Why do Peregrine falcons sitting on the beach seem so unnatural to me? Seeing them soaring over the city or swooping over flocks of shorebirds on migration is how I think of them. Their drives into flocks of shorebirds create changing elliptical masses of birds intent on confusing their attacker. The shapes the shorebird flocks assume in flight fleeing from these fast moving birds is stunning — from the dark side view of the flock which quickly morphs into a flash of silvery feathers and wings all beating in harmony with one another, and making swift changes of height and direction. Although it seems like it would be difficult to outfly a predator such as the Peregrine, this rapidly moving mass of tiny birds often is a very effective means of escape. And when I see this hunting technique, the Peregrine looks like a large, dark form low in the sky, chasing, maneuvering around that flock and running them down with great speed and agility.

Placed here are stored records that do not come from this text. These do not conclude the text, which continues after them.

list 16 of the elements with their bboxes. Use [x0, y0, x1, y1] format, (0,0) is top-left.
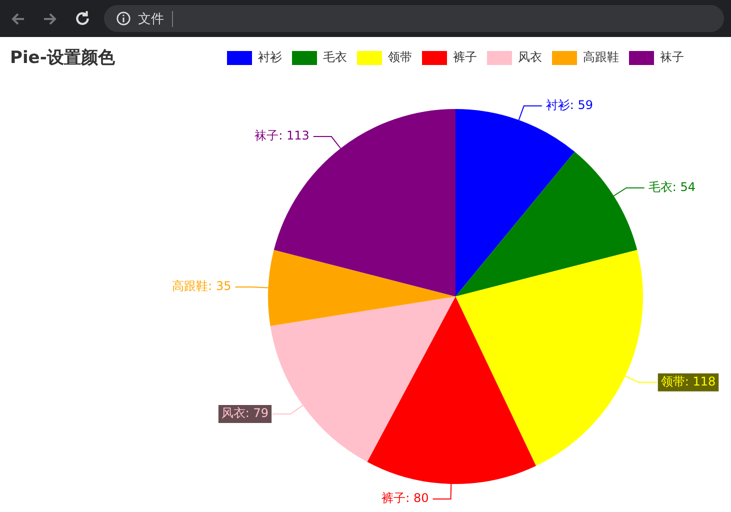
data-label: 裤子: 80 [382, 491, 429, 506]
data-label: 风衣: 79 [221, 406, 269, 420]
text: 文件 [138, 11, 164, 28]
legend-label: 毛衣 [323, 50, 347, 64]
data-label: 袜子: 113 [254, 128, 310, 143]
legend-label: 风衣 [518, 50, 542, 64]
legend-label: 裤子 [453, 50, 477, 64]
legend-label: 领带 [388, 50, 412, 64]
data-label: 毛衣: 54 [648, 180, 696, 194]
data-label: 高跟鞋: 35 [172, 279, 232, 294]
data-label: 衬衫: 59 [546, 98, 594, 112]
chart-title: Pie-设置颜色 [10, 47, 115, 69]
legend-label: 衬衫 [258, 50, 282, 64]
legend-label: 袜子 [660, 50, 684, 64]
legend-label: 高跟鞋 [583, 50, 619, 64]
data-label: 领带: 118 [660, 374, 716, 389]
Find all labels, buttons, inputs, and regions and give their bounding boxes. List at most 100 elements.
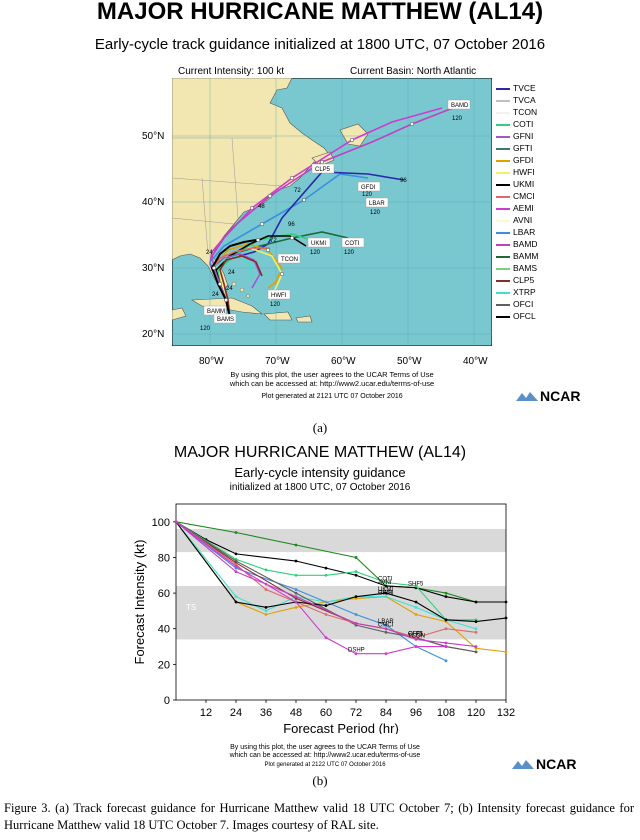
data-point-avni (474, 600, 478, 604)
data-point-ukmi (474, 620, 478, 623)
x-tick-label: 84 (380, 707, 392, 719)
fig-b-title: MAJOR HURRICANE MATTHEW (AL14) (173, 444, 467, 461)
x-tick-label: 120 (467, 707, 485, 719)
fig-b-subtitle2: initialized at 1800 UTC, 07 October 2016 (229, 482, 411, 493)
data-point-lbar (354, 613, 358, 616)
data-point-ukmi (384, 591, 388, 595)
data-point-ukmi (234, 600, 238, 604)
band-label-cat1: CAT1 (186, 560, 206, 569)
data-point-cmci (474, 630, 478, 634)
data-point-tcon (384, 627, 388, 631)
legend-item: CMCI (496, 190, 535, 202)
data-point-dshp (174, 520, 178, 524)
map-label-bamd: BAMD (451, 103, 469, 109)
hour-label: 96 (400, 178, 407, 184)
band-label-cat3: CAT3 (186, 509, 206, 518)
terms-a-line1: By using this plot, the user agrees to t… (230, 370, 434, 379)
data-point-dshp (294, 600, 298, 604)
hour-label: 72 (294, 188, 301, 194)
data-point-lbar (294, 588, 298, 591)
series-line-ofci (175, 521, 477, 653)
legend-item: AVNI (496, 214, 532, 226)
x-tick-label: 132 (497, 707, 515, 719)
series-line-shf5 (175, 521, 477, 603)
intensity-chart: 0 20 40 60 80 100 12 24 36 48 60 72 84 96 108 120 132 For… (132, 503, 515, 734)
data-point-ofci (384, 630, 388, 634)
ncar-mark-icon (512, 759, 534, 769)
data-point-avni (504, 600, 508, 604)
map-label-gfdi: GFDI (361, 185, 376, 191)
hour-label: 96 (288, 222, 295, 228)
data-point-ukmi (324, 604, 328, 607)
legend-item: OFCL (496, 310, 536, 322)
data-point-tcon (444, 641, 448, 645)
lon-label: 60°W (331, 356, 356, 367)
data-point-avni (354, 573, 358, 577)
fig-a-subtitle: Early-cycle track guidance initialized a… (94, 36, 546, 53)
fig-b-label: (b) (312, 773, 328, 788)
data-point-hwfi (414, 605, 418, 609)
data-point-ukmi (414, 600, 418, 604)
x-tick-label: 60 (320, 707, 332, 719)
legend-item: GFDI (496, 154, 533, 166)
data-point-dshp (414, 645, 418, 648)
legend-item: BAMM (496, 250, 539, 262)
generated-a: Plot generated at 2121 UTC 07 October 20… (261, 393, 403, 400)
data-point-hwfi (234, 595, 238, 599)
series-line-tcon (175, 521, 477, 648)
y-tick-label: 40 (158, 624, 170, 636)
terms-b-line1: By using this plot, the user agrees to t… (230, 744, 420, 751)
data-point-tcon (234, 570, 238, 574)
lon-label: 80°W (199, 356, 224, 367)
data-point-avni (444, 595, 448, 599)
series-label-dshp: DSHP (348, 648, 365, 654)
data-point-avni (324, 566, 328, 570)
data-point-gfdi (294, 605, 298, 609)
series-label-tcon: TCON (408, 633, 425, 639)
series-line-hwfi (175, 521, 477, 630)
data-point-dshp (444, 645, 448, 648)
data-point-hwfi (384, 595, 388, 599)
data-point-ofci (474, 650, 478, 654)
data-point-ofci (234, 559, 238, 563)
legend-item: LBAR (496, 226, 535, 238)
series-label-ukmi: UKMI (378, 587, 393, 593)
series-label-cmci: CMCI (378, 623, 394, 629)
hour-label: 120 (344, 250, 355, 256)
data-point-lbar (444, 659, 448, 663)
legend-item: COTI (496, 118, 533, 130)
lat-label: 30°N (142, 263, 165, 274)
y-tick-label: 80 (158, 552, 170, 564)
hour-label: 48 (258, 204, 265, 210)
figure-caption: Figure 3. (a) Track forecast guidance fo… (4, 801, 634, 832)
data-point-cmci (264, 588, 268, 591)
intensity-band (176, 528, 506, 553)
legend-item: GFTI (496, 142, 532, 154)
y-tick-label: 0 (164, 695, 170, 707)
data-point-shf5 (444, 591, 448, 595)
lat-label: 20°N (142, 329, 165, 340)
data-point-dshp (324, 636, 328, 640)
map-label-bams: BAMS (217, 317, 234, 323)
map-label-ukmi: UKMI (311, 241, 326, 247)
map-label-hwfi: HWFI (271, 293, 287, 299)
current-basin: Current Basin: North Atlantic (350, 66, 477, 77)
lon-label: 50°W (397, 356, 422, 367)
data-point-shf5 (354, 556, 358, 559)
y-tick-label: 60 (158, 588, 170, 600)
track-map: BAMD CLP5 GFDI LBAR UKMI COTI TCON HWFI … (172, 78, 492, 346)
series-label-hwfi: HWFI (378, 591, 394, 597)
lon-label: 70°W (265, 356, 290, 367)
y-tick-label: 20 (158, 659, 170, 671)
fig-a-title: MAJOR HURRICANE MATTHEW (AL14) (96, 0, 544, 25)
data-point-cmci (324, 613, 328, 616)
ncar-mark-icon (516, 391, 538, 401)
band-label-ts: TS (186, 603, 196, 612)
y-axis-label: Forecast Intensity (kt) (132, 540, 147, 665)
data-point-gfdi (504, 650, 508, 654)
series-label-lbar: LBAR (378, 619, 394, 625)
x-tick-label: 36 (260, 707, 272, 719)
hour-label: 24 (206, 250, 213, 256)
hour-label: 120 (270, 302, 281, 308)
x-tick-label: 72 (350, 707, 362, 719)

A few mornings ago, I walked the same shoreline I always walk, and there seemed to have been a small log that had washed pretty far ashore. It wasn’t there the day before and I presumed it was at a slight angle because it had become stuck in the wet sand as the tide moved out. I went closer to investigate, and what I thought was a log…was a Peregrine falcon, just resting on the beach. The shorebirds seemed unaware of his presence – still plying the sand at the water’s edge for food. Perhaps he had just been successful in a hunt and they knew there was no danger? But there he was, on the sand, just over the small dunes from a couple of houses, sitting quietly.
It’s migration time for hawks now and it seems every day I see them flying over the beach. Never too high – just high enough to scare up whomever is at the shoreline, hoping the odds are in their favor for a meal that particular time. And then occasionally, they take a short time resting on the beach — looking out of place and more like a log than the fastest bird in the sky.